(Book) The Road Less Stupid – Keith J. Cunningham

Kurt.nzBooks read, Business, career, finance

The road less stupid - Keith J. Cunningham

My summary notes:

Intro: A great business book on leadership, delegation, asking the right questions, finding the cause not the symptom.

Business is an intellectual sport.

The dumb tax – how much money would you have if you could take back 2-3 dumb financial decisions?

The discipline of thinking time. Not emotion. Start with a high value question.

  1. Find the unasked question.
  2. Separate the problem from the symptoms.
  3. Check assumptions.
  4. Consider second order consequences.
  5. Create the machine (plan and execute).

“How might I… so that I can…?”

Address the core problem, not the obvious symptom.

Thinking time. 45min and 15min summary. No distractions.

Few things are more common than unrewarded artistic and technical expertise.

4 hats. Creator, technician, owner, investor.

Growth is inversely proportional to direct control. I.e. have to delegate, trust and check.

Get a board to add valuable outside insight.

Culture is continually having a conversation about the rules of the game.

Clarity equals power.

Motivation is for amateurs. Scoreboard the ‘A’ employees.

Ordinary things, consistently done, produce extraordinary results.

Don’t try and think of the ultimate solution. Start with what 5 things you can start or stop to improve now.

What am I consistently doing right or wrong?

Find out what customers want, go and get it, give it to them.

When talking to employees. ‘Help me understand…what do you recommend?’

Good systems are leverage. More with less.

USMC. If you want the most, make it easy. If you want the best, make it hard.

Three pillars of success:

  1. Write down your major outcomes every day.
  2. Plan day before it starts.
  3. Be accountable to someone.

What consistently hijacks my calendar?

Survival requires more curiosity and less arrogance, more humility and less need to be right, better questions and fewer answers.

Pick the strategic solution, not the tactical one.

Who do I want to buy from me? What must happen to cause them to buy? What must happen to keep them coming back? What could happen to cause them not to buy?

Where are you spending money on a solution that’s been sold to you, not the one that fixes the root cause?

Remember, you’re an employee in your own business! Treat yourself as one. Performance development, accountability etc.

Pretend you’re on the board of directors of you. What would you say?
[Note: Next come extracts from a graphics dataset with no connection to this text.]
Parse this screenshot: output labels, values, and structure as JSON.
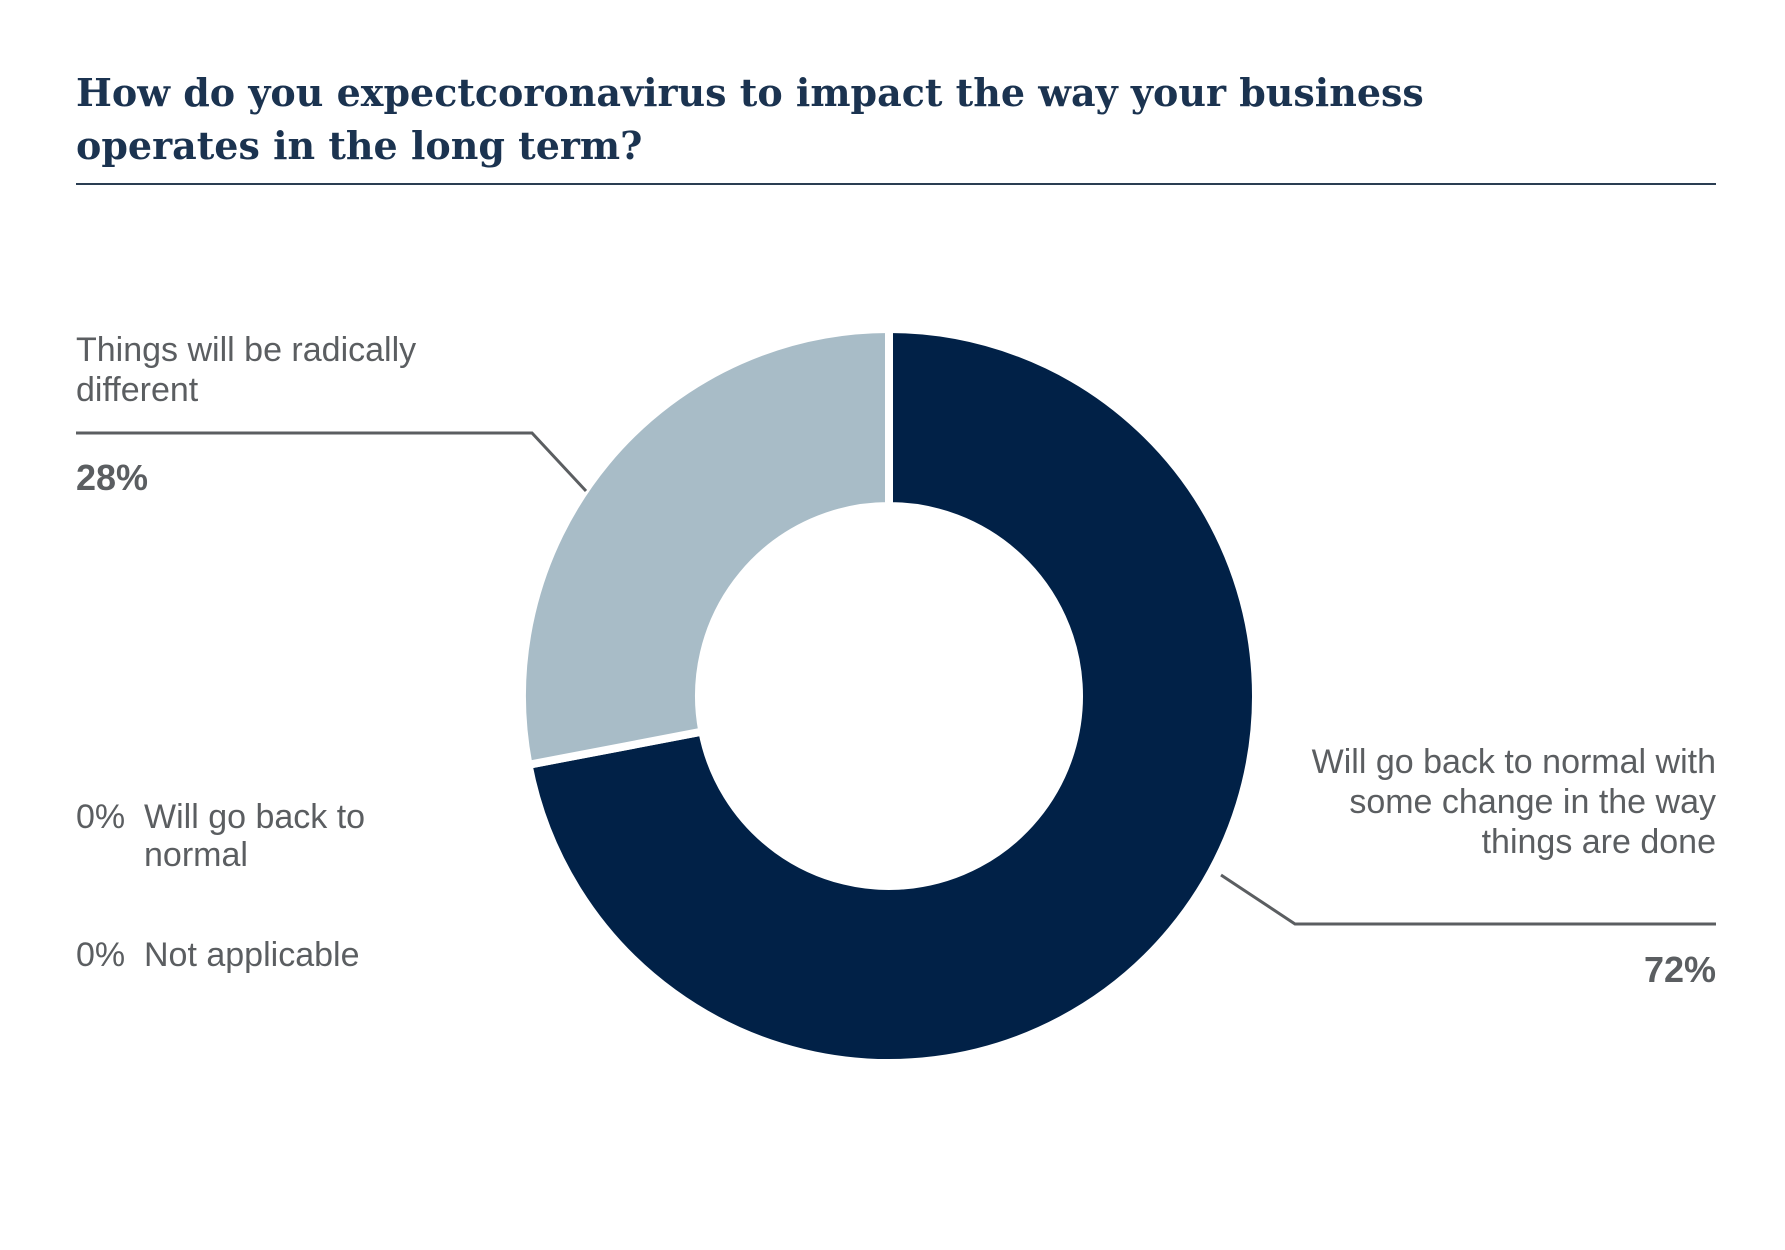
{
  "chart_data": {
    "type": "pie",
    "style": "donut",
    "title": "How do you expectcoronavirus to impact the way your business operates in the long term?",
    "slices": [
      {
        "label": "Will go back to normal with some change in the way things are done",
        "value": 72,
        "display": "72%",
        "color": "#012147"
      },
      {
        "label": "Things will be radically different",
        "value": 28,
        "display": "28%",
        "color": "#a8bcc7"
      },
      {
        "label": "Will go back to normal",
        "value": 0,
        "display": "0%",
        "color": "#ffffff"
      },
      {
        "label": "Not applicable",
        "value": 0,
        "display": "0%",
        "color": "#ffffff"
      }
    ],
    "leader_color": "#5b5e61"
  }
}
Employees taking ownership is better than systems, to keep standards high.

A culture change starts with an apology from you for abdicating leadership, and a promise to all to take ownership.

What is my vision of excellence, of myself?

Imagine you met the man you could have been.

Custom service, empowering employees. Name a customer that doesn’t want to be an exception to all these rules.

Don’t neglect your old proven sales systems for you new shiny unproven ones.

Time, quality or price. Pick 1 or 2.

What is our promise to our customers?

You can get rich with a terrible product, e.g. McDonalds. It’s how you do it.

Revenue growth funnel:

  1. Keep more customers
  2. Increase referrals or repeats
  3. Define and enhance certainty of success
  4. Enhance/train sales process
  5. Increase conversion
  6. Increase transaction size
  7. Increase frequency
  8. Increase leads/drive traffic

Don’t sell a business. Hire your replacement and keep it.

What concentration risks do you have? Customer, supplier, provider, owner?

The value is not in the plan, it’s in the planning.

What do I know I need to do and am not?

Cause and effect. Want an effect? Do the cause. I.e. don’t just measure KPI, measure cause.

Start fewer things, finish more things.